Apalagi, kebijakan FCA yang diterapkan sepanjang waktu perdagangan di Indonesia berbeda dengan praktik di negara-negara lain yang umumnya hanya menggunakan metode ini pada pre-opening dan pre-closing.

Di negara lain, penerapan FCA pada waktu terbatas ini bertujuan untuk mengurangi dampak negatif pada pasar dan memberikan waktu bagi investor untuk melakukan penilaian harga yang lebih baik.

Di Indonesia, penerapan FCA sepanjang waktu perdagangan justru menimbulkan risiko harga saham menjadi kurang transparan dan meningkatkan risiko bagi investor.

Kebijakan ini memicu keresahan di kalangan investor. Beberapa investor menunjukkan ketidakpuasan mereka dengan mengirimkan karangan bunga sebagai bentuk sindiran kepada BEI.

Dua kiriman karangan bunga yang diterima BEI menjadi sorotan. Karangan bunga pertama dikirimkan oleh Dayat Subagja & Keluarga, sementara yang kedua dikirimkan oleh Devin Hutapea dkk, dengan pesan yang jelas menolak kebijakan FCA yang dianggap tidak kondusif bagi pasar saham.

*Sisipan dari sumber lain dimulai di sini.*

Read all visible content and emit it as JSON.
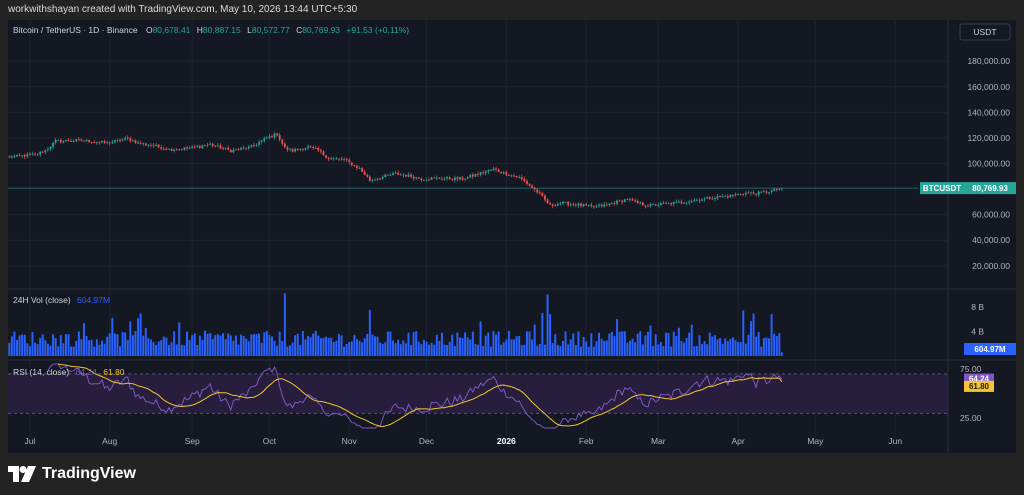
{
  "header": {
    "text": "workwithshayan created with TradingView.com, May 10, 2026 13:44 UTC+5:30"
  },
  "footer": {
    "brand": "TradingView"
  },
  "chart_data": {
    "type": "candlestick",
    "symbol_line": {
      "name": "Bitcoin / TetherUS · 1D · Binance",
      "o_label": "O",
      "o": "80,678.41",
      "h_label": "H",
      "h": "80,887.15",
      "l_label": "L",
      "l": "80,572.77",
      "c_label": "C",
      "c": "80,769.93",
      "change": "+91.53 (+0.11%)"
    },
    "currency": "USDT",
    "price_axis": {
      "ticks": [
        "180,000.00",
        "160,000.00",
        "140,000.00",
        "120,000.00",
        "100,000.00",
        "60,000.00",
        "40,000.00",
        "20,000.00"
      ],
      "tick_values": [
        180000,
        160000,
        140000,
        120000,
        100000,
        60000,
        40000,
        20000
      ],
      "range": [
        5000,
        195000
      ]
    },
    "last_price": {
      "symbol": "BTCUSDT",
      "value": "80,769.93",
      "numeric": 80769.93,
      "color": "#26a69a"
    },
    "x_axis": {
      "labels": [
        "Jul",
        "Aug",
        "Sep",
        "Oct",
        "Nov",
        "Dec",
        "2026",
        "Feb",
        "Mar",
        "Apr",
        "May",
        "Jun"
      ],
      "label_day_index": [
        8,
        39,
        71,
        101,
        132,
        162,
        193,
        224,
        252,
        283,
        313,
        344
      ],
      "total_days": 365
    },
    "price_anchors": [
      [
        0,
        105000
      ],
      [
        10,
        107000
      ],
      [
        14,
        110000
      ],
      [
        18,
        117500
      ],
      [
        28,
        118000
      ],
      [
        38,
        116000
      ],
      [
        46,
        119500
      ],
      [
        50,
        116000
      ],
      [
        56,
        114000
      ],
      [
        62,
        111000
      ],
      [
        70,
        112000
      ],
      [
        78,
        115000
      ],
      [
        86,
        110000
      ],
      [
        94,
        113000
      ],
      [
        100,
        120000
      ],
      [
        104,
        123000
      ],
      [
        107,
        112000
      ],
      [
        110,
        110000
      ],
      [
        116,
        113000
      ],
      [
        120,
        110000
      ],
      [
        124,
        104000
      ],
      [
        130,
        103000
      ],
      [
        136,
        96000
      ],
      [
        140,
        87000
      ],
      [
        146,
        90000
      ],
      [
        150,
        92000
      ],
      [
        156,
        90000
      ],
      [
        160,
        88000
      ],
      [
        166,
        88500
      ],
      [
        176,
        88000
      ],
      [
        184,
        93000
      ],
      [
        188,
        95500
      ],
      [
        192,
        92500
      ],
      [
        198,
        89000
      ],
      [
        202,
        83000
      ],
      [
        206,
        76000
      ],
      [
        210,
        67000
      ],
      [
        214,
        69000
      ],
      [
        220,
        68000
      ],
      [
        226,
        66000
      ],
      [
        232,
        67500
      ],
      [
        236,
        70000
      ],
      [
        240,
        72000
      ],
      [
        244,
        69000
      ],
      [
        248,
        67000
      ],
      [
        252,
        68000
      ],
      [
        256,
        68500
      ],
      [
        262,
        70000
      ],
      [
        268,
        72000
      ],
      [
        274,
        73500
      ],
      [
        280,
        74500
      ],
      [
        285,
        77000
      ],
      [
        290,
        76500
      ],
      [
        296,
        78500
      ],
      [
        300,
        80769.93
      ]
    ],
    "volume": {
      "label": "24H Vol (close)",
      "value": "604.97M",
      "ticks": [
        "8 B",
        "4 B"
      ],
      "tick_values": [
        8,
        4
      ],
      "unit": "B"
    },
    "rsi": {
      "label": "RSI (14, close)",
      "value": "64.24",
      "ma_value": "61.80",
      "ticks": [
        "75.00",
        "25.00"
      ],
      "tick_values": [
        75,
        25
      ],
      "band": [
        70,
        30
      ],
      "range": [
        15,
        80
      ],
      "colors": {
        "rsi": "#7e57c2",
        "ma": "#f5c430",
        "band_fill": "#261e3c"
      }
    },
    "colors": {
      "up": "#26a69a",
      "down": "#ef5350",
      "volume": "#2962ff"
    },
    "grid": true
  }
}
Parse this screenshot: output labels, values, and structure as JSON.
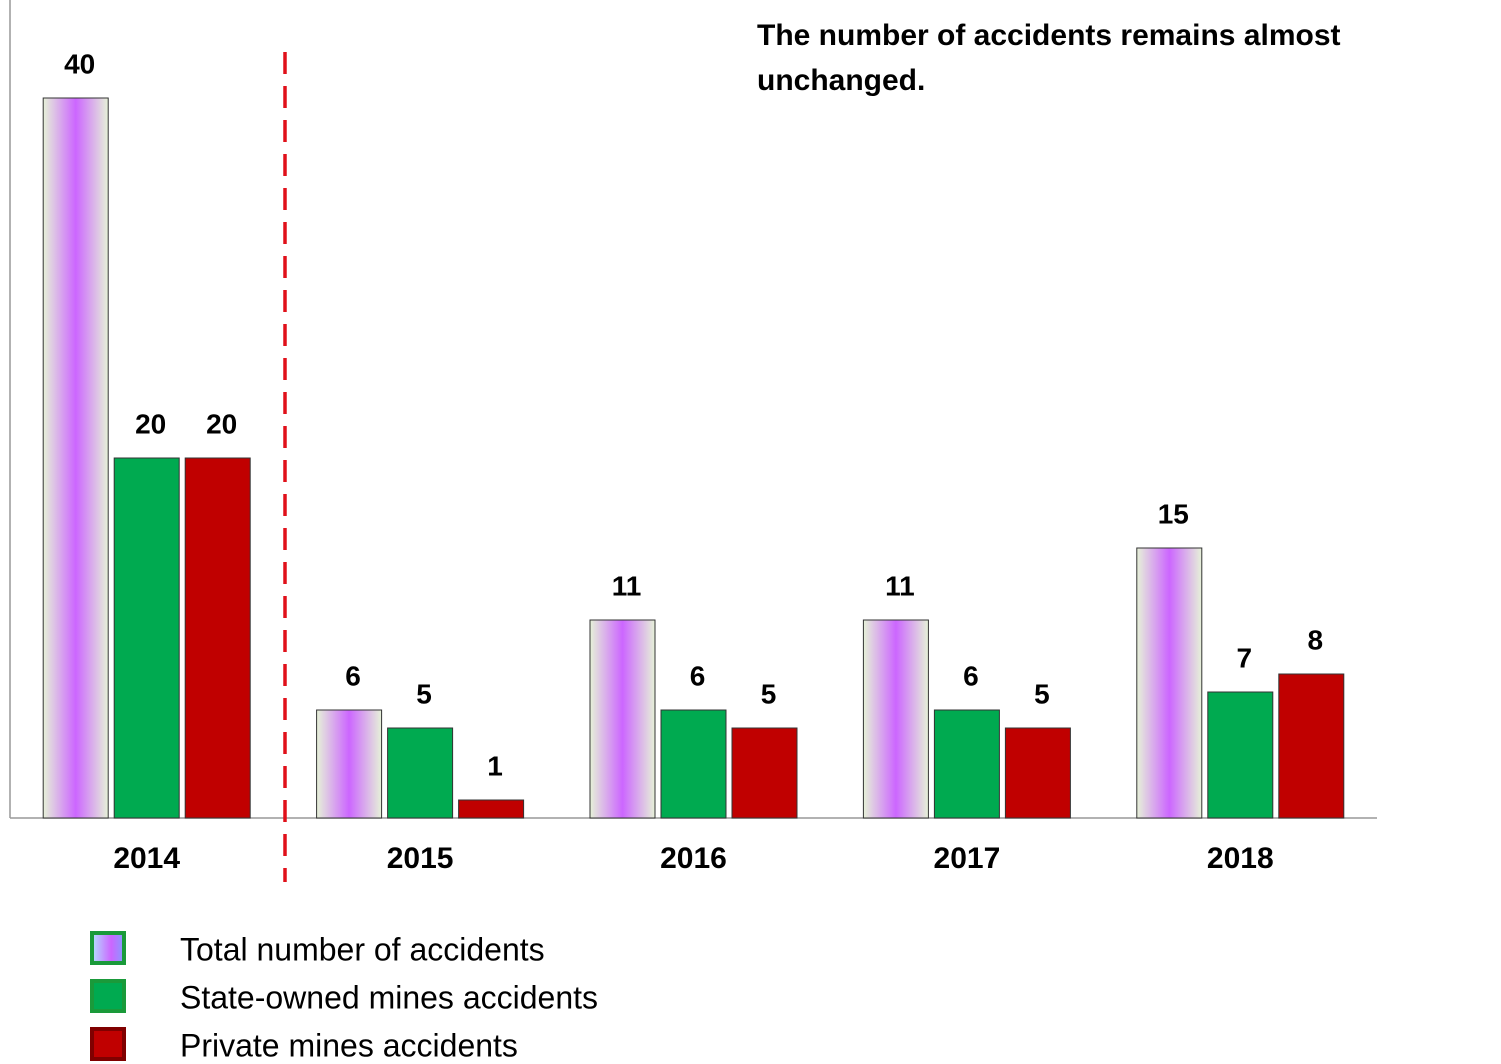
{
  "chart_data": {
    "type": "bar",
    "annotation": [
      "The number of accidents remains almost",
      "unchanged."
    ],
    "categories": [
      "2014",
      "2015",
      "2016",
      "2017",
      "2018"
    ],
    "series": [
      {
        "name": "Total number of accidents",
        "color": "#cc66ff",
        "values": [
          40,
          6,
          11,
          11,
          15
        ]
      },
      {
        "name": "State-owned mines accidents",
        "color": "#00aa50",
        "values": [
          20,
          5,
          6,
          6,
          7
        ]
      },
      {
        "name": "Private mines accidents",
        "color": "#c00000",
        "values": [
          20,
          1,
          5,
          5,
          8
        ]
      }
    ],
    "ylim": [
      0,
      45
    ],
    "grid": false,
    "legend": "bottom-left"
  }
}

Karangan bunga tersebut tiba pada pukul 15.00, namun segera dipindahkan oleh pihak sekuriti BEI sekitar lima menit kemudian. Insiden ini menunjukkan ketidakpuasan di kalangan investor terhadap kebijakan baru tersebut.

"Yth. Pimpinan BEI, tolong rubah FCA ngga kondusif buat market," demikian bunyi karangan bunga yang dikirimkan oleh Devin Hutapea dkk.

Tidak hanya itu, seorang investor saham dari komunitas IndoStocks Traders yang tinggal di Jakarta, juga membuka petisi melalui Change.org. Ia merasa terganggu oleh peraturan Papan Full Auction yang berlaku saat ini.

Menurutnya, saham yang masuk papan full auction tidak memiliki bid offer, sehingga situasinya menjadi gelap dan sulit diprediksi.

Harga saham tiba-tiba terbentuk melalui random closing, yang membuat situasi mirip dengan permainan judi daripada investasi yang aman dan dapat diprediksi.

Petisi ini mencerminkan kekhawatiran banyak investor mengenai stabilitas pasar saham Indonesia.

Menurut data dari Otoritas Jasa Keuangan (OJK), jumlah investor saham di Indonesia pada tahun 2020 mencapai 3,87 juta orang.

Adanya peraturan Papan Full Auction membuat kestabilan investasi mereka menjadi terancam.

Hingga saat ini, petisi tersebut telah mendapatkan 12.500 tanda tangan sejak diposting dua yang lalu.

Para penandatangan petisi mendesak Otoritas Jasa Keuangan (OJK) untuk menghapuskan peraturan Papan Full Auction demi menjaga kestabilan pasar saham dan melindungi para investor.

"Tandatangani petisi ini jika Anda setuju bahwa Peraturan Papan Full Auction harus dihapuskan!" demikian ajakan yang tertulis dalam petisi tersebut.